Mehaul O’Leary, the greenest of all City Council members – he was green before it was a politically correct requisite – has been back for more than a month from the homeland, and you may pardon his homesickness.
“Ireland was as green as ever,” Mr. O’Leary recalled with a maximal grin of his nine-day visit.
On his first trip home in five years, his first mentionable joy was to hug and kiss “four nieces and nephews I never had seen. They were between the ages of 1 and 4.”
Mr. O’Leary visited three of his four siblings, two sisters and a brother. The remaining brother is a fellow American, living in South Bend as the head coach of Notre Dame’s rugby team.
Y, Oh Y
Like his teammates on the City Council, which officially has been idle for the past month, Mr. O’Leary has been consulting and preparing for the major Measure Y campaign that starts Monday afternoon at 1 o’clock at the Senior Center.
Polling that began almost four months ago across Culver City has assured Council members that the proposed half-cent sales tax increase “to maintain the present level of city services” is a near cinch to pass on Election Day, Nov. 6.
“I am confident,” said Mr. O’Leary, “that if I get into a conversation with anyone regarding the need for this to pass, I will be able to sell Measure Y pretty well.
Critical Situation
“We are in dire straights. All of this money will go locally.

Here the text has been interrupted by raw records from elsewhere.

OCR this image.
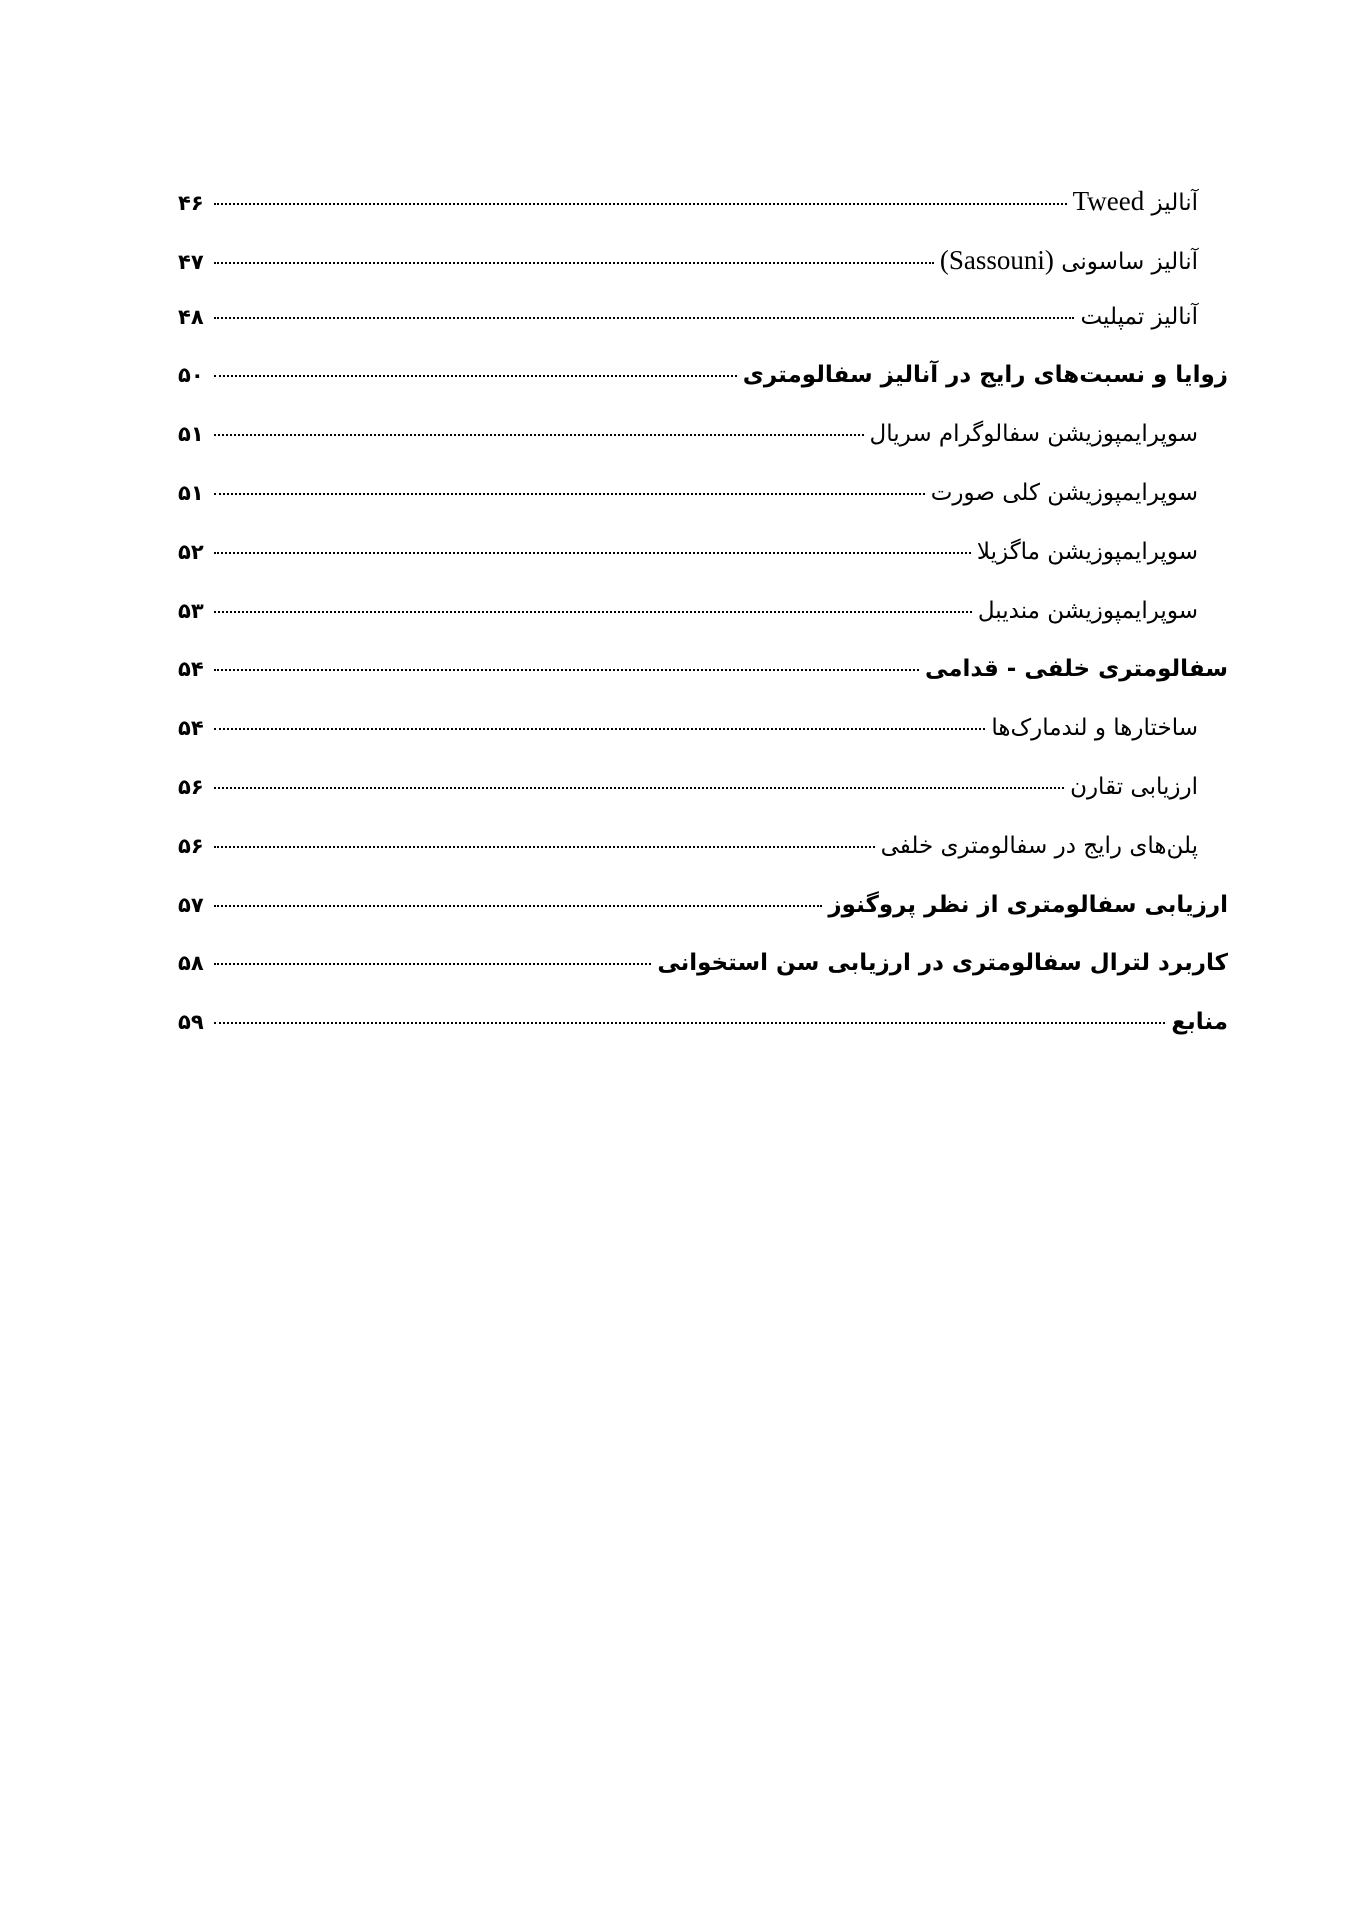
آنالیز Tweed
۴۶
آنالیز ساسونی (Sassouni)
۴۷
آنالیز تمپلیت
۴۸
زوایا و نسبت‌های رایج در آنالیز سفالومتری
۵۰
سوپرایمپوزیشن سفالوگرام سریال
۵۱
سوپرایمپوزیشن کلی صورت
۵۱
سوپرایمپوزیشن ماگزیلا
۵۲
سوپرایمپوزیشن مندیبل
۵۳
سفالومتری خلفی - قدامی
۵۴
ساختارها و لندمارک‌ها
۵۴
ارزیابی تقارن
۵۶
پلن‌های رایج در سفالومتری خلفی
۵۶
ارزیابی سفالومتری از نظر پروگنوز
۵۷
کاربرد لترال سفالومتری در ارزیابی سن استخوانی
۵۸
منابع
۵۹
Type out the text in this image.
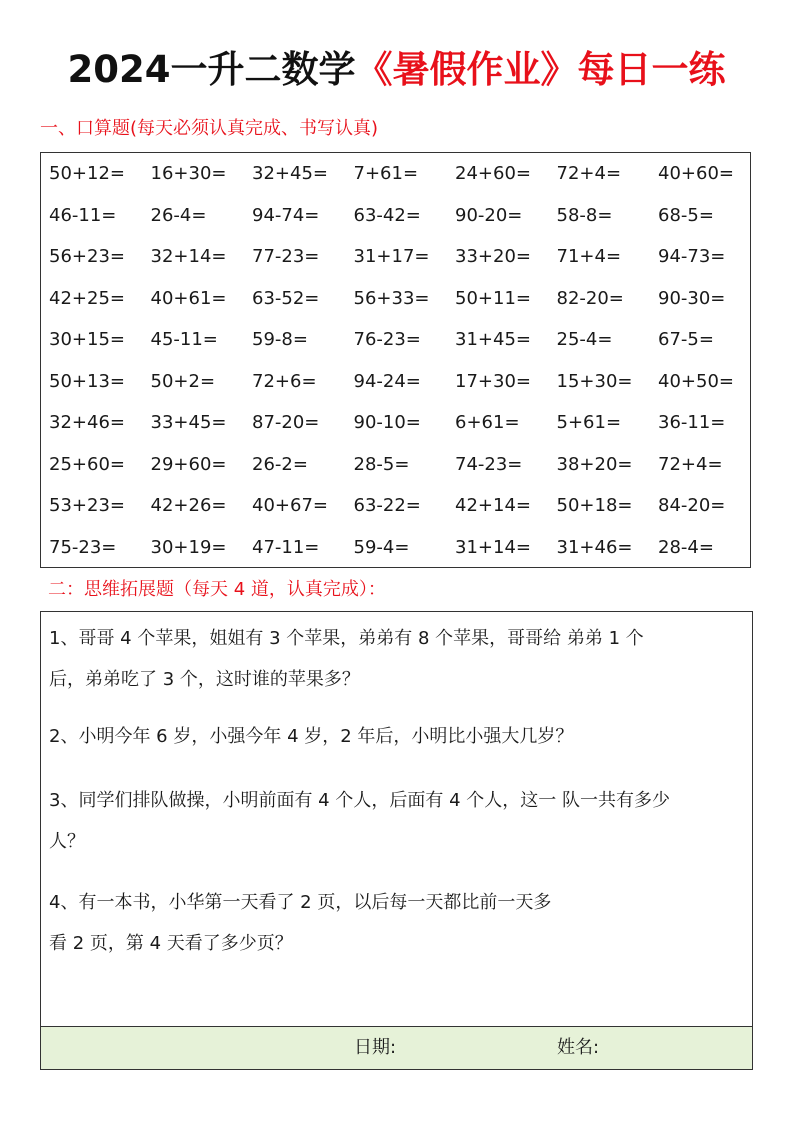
2024一升二数学《暑假作业》每日一练
一、口算题(每天必须认真完成、书写认真)
50+12= 16+30= 32+45= 7+61= 24+60= 72+4= 40+60=
46-11= 26-4=	94-74= 63-42= 90-20= 58-8=	68-5=
56+23= 32+14= 77-23= 31+17= 33+20= 71+4= 94-73=
42+25= 40+61= 63-52= 56+33= 50+11= 82-20= 90-30=
30+15= 45-11= 59-8=	76-23= 31+45= 25-4=	67-5=
50+13= 50+2= 72+6= 94-24= 17+30= 15+30= 40+50=
32+46= 33+45= 87-20= 90-10= 6+61= 5+61= 36-11=
25+60= 29+60= 26-2=	28-5=	74-23= 38+20= 72+4=
53+23= 42+26= 40+67= 63-22= 42+14= 50+18= 84-20=
75-23= 30+19= 47-11= 59-4=	31+14= 31+46= 28-4=
二：思维拓展题（每天 4 道，认真完成）：
1、哥哥 4 个苹果，姐姐有 3 个苹果，弟弟有 8 个苹果，哥哥给 弟弟 1 个
后，弟弟吃了 3 个，这时谁的苹果多？
2、小明今年 6 岁，小强今年 4 岁，2 年后，小明比小强大几岁？
3、同学们排队做操，小明前面有 4 个人，后面有 4 个人，这一 队一共有多少
人？
4、有一本书，小华第一天看了 2 页，以后每一天都比前一天多
看 2 页，第 4 天看了多少页？
日期:	姓名:
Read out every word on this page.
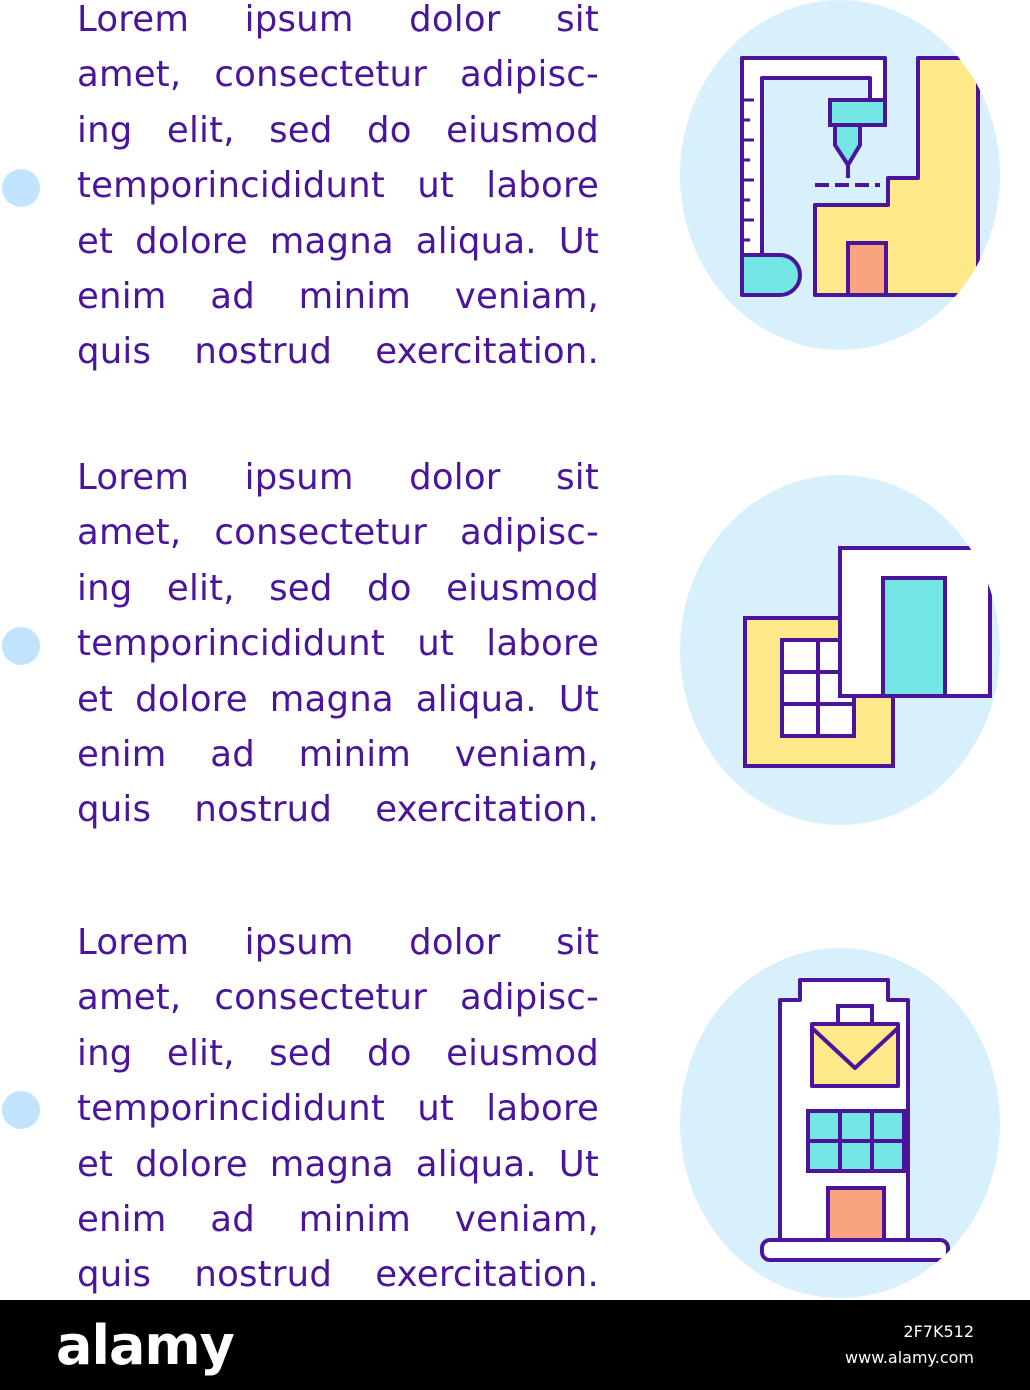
Lorem ipsum dolor sit
amet, consectetur adipisc-
ing elit, sed do eiusmod
temporincididunt ut labore
et dolore magna aliqua. Ut
enim ad minim veniam,
quis nostrud exercitation.

Lorem ipsum dolor sit
amet, consectetur adipisc-
ing elit, sed do eiusmod
temporincididunt ut labore
et dolore magna aliqua. Ut
enim ad minim veniam,
quis nostrud exercitation.

Lorem ipsum dolor sit
amet, consectetur adipisc-
ing elit, sed do eiusmod
temporincididunt ut labore
et dolore magna aliqua. Ut
enim ad minim veniam,
quis nostrud exercitation.

alamy	2F7K512
www.alamy.com
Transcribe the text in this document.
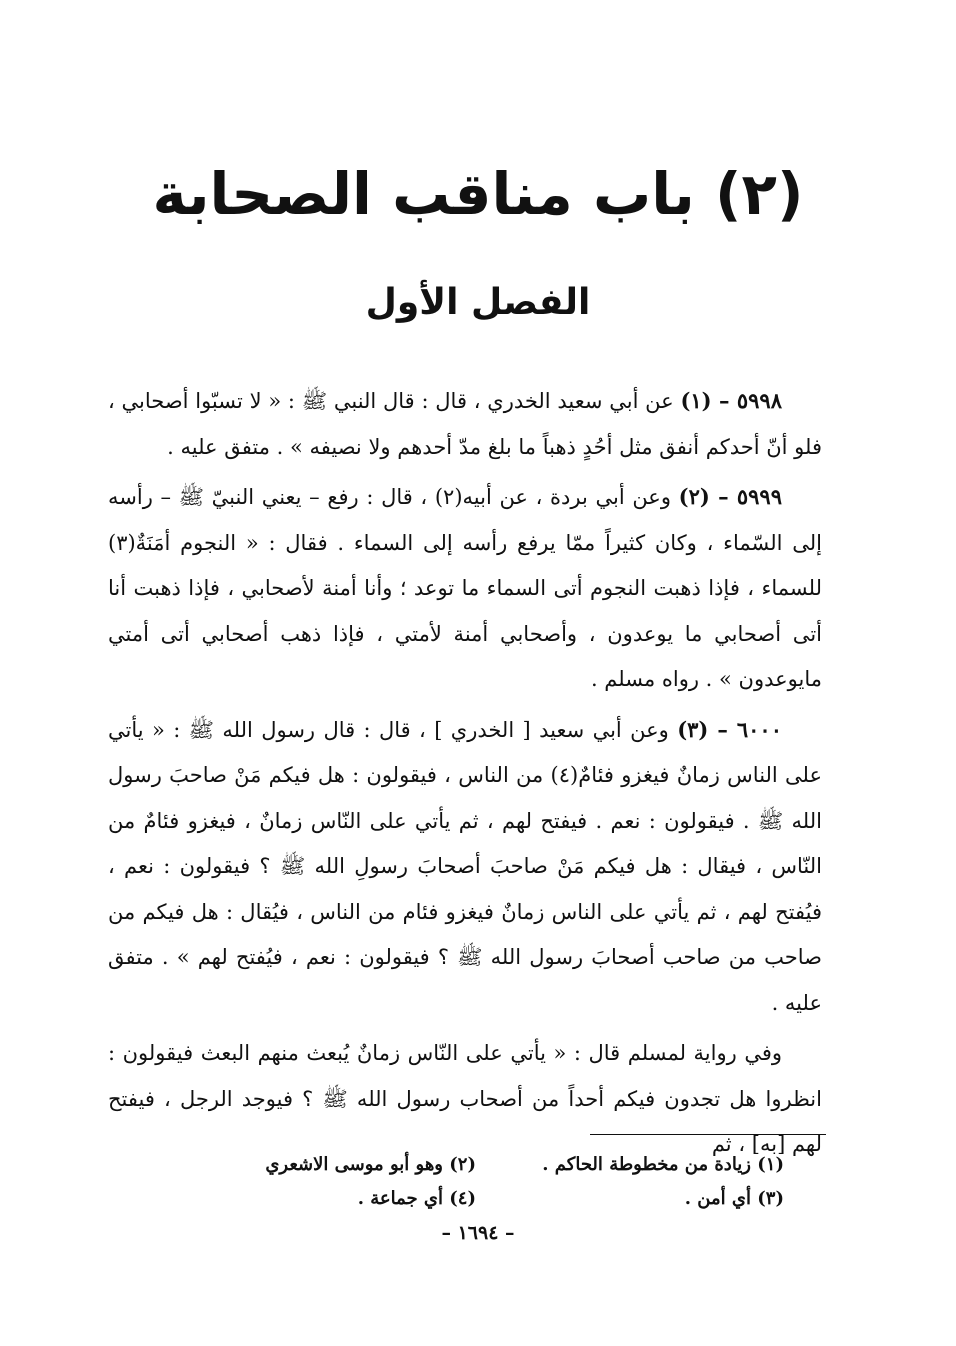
(٢) باب مناقب الصحابة
الفصل الأول

٥٩٩٨ – (١) عن أبي سعيد الخدري ، قال : قال النبي ﷺ : « لا تسبّوا أصحابي ، فلو أنّ أحدكم أنفق مثل أحُدٍ ذهباً ما بلغ مدّ أحدهم ولا نصيفه » . متفق عليه .

٥٩٩٩ – (٢) وعن أبي بردة ، عن أبيه(٢) ، قال : رفع – يعني النبيّ ﷺ – رأسه إلى السّماء ، وكان كثيراً ممّا يرفع رأسه إلى السماء . فقال : « النجوم أمَنَةٌ(٣) للسماء ، فإذا ذهبت النجوم أتى السماء ما توعد ؛ وأنا أمنة لأصحابي ، فإذا ذهبت أنا أتى أصحابي ما يوعدون ، وأصحابي أمنة لأمتي ، فإذا ذهب أصحابي أتى أمتي مايوعدون » . رواه مسلم .

٦٠٠٠ – (٣) وعن أبي سعيد [ الخدري ] ، قال : قال رسول الله ﷺ : « يأتي على الناس زمانٌ فيغزو فئامٌ(٤) من الناس ، فيقولون : هل فيكم مَنْ صاحبَ رسول الله ﷺ . فيقولون : نعم . فيفتح لهم ، ثم يأتي على النّاس زمانٌ ، فيغزو فئامٌ من النّاس ، فيقال : هل فيكم مَنْ صاحبَ أصحابَ رسولِ الله ﷺ ؟ فيقولون : نعم ، فيُفتح لهم ، ثم يأتي على الناس زمانٌ فيغزو فئام من الناس ، فيُقال : هل فيكم من صاحب من صاحب أصحابَ رسول الله ﷺ ؟ فيقولون : نعم ، فيُفتح لهم » . متفق عليه .

وفي رواية لمسلم قال : « يأتي على النّاس زمانٌ يُبعث منهم البعث فيقولون : انظروا هل تجدون فيكم أحداً من أصحاب رسول الله ﷺ ؟ فيوجد الرجل ، فيفتح لهم [به] ، ثم

(١) زيادة من مخطوطة الحاكم .
(٢) وهو أبو موسى الاشعري
(٣) أي أمن .
(٤) أي جماعة .
– ١٦٩٤ –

“I cannot imagine how we would get out of our (budget) deficit without it. It’ll make things much easier when it passes.”
Mr. O’Leary is “very confident” the sales tax will be approved.
Since former city commissioner Marcus Tiggs’s essay of opposition to the sales tax increase (“Despite Good Intentions, I Am Opposed to Measure Y in Its Present Form”) appeared on Aug. 22, his name has been invoked in many Measure Y dialogues about town, including the present one.
Centrally, Mr. O’Leary objects to Mr. Tiggs’s “implication that we haven’t done enough (to solve the deficit), and that is absolutely ridiculous.
“There is no basis for that whatsoever. I am adamant about that. Absolutely no foundation. I wish had been able to speak to him before he wrote his article so he could have shown me what he sees that I am missing.
“Far as I am concerned, we are cut to the bone. There is no fat. All departments are being affected. I don’t see where else we could have tightened up,” Mr. O’Leary said.
The Councilman said Mr. Tiggs and a friend of Mr. Tiggs “are the only two people I know of who have voiced an opposing opinion.
“Everybody I have spoken to regarding the article has been surprised by what he said.”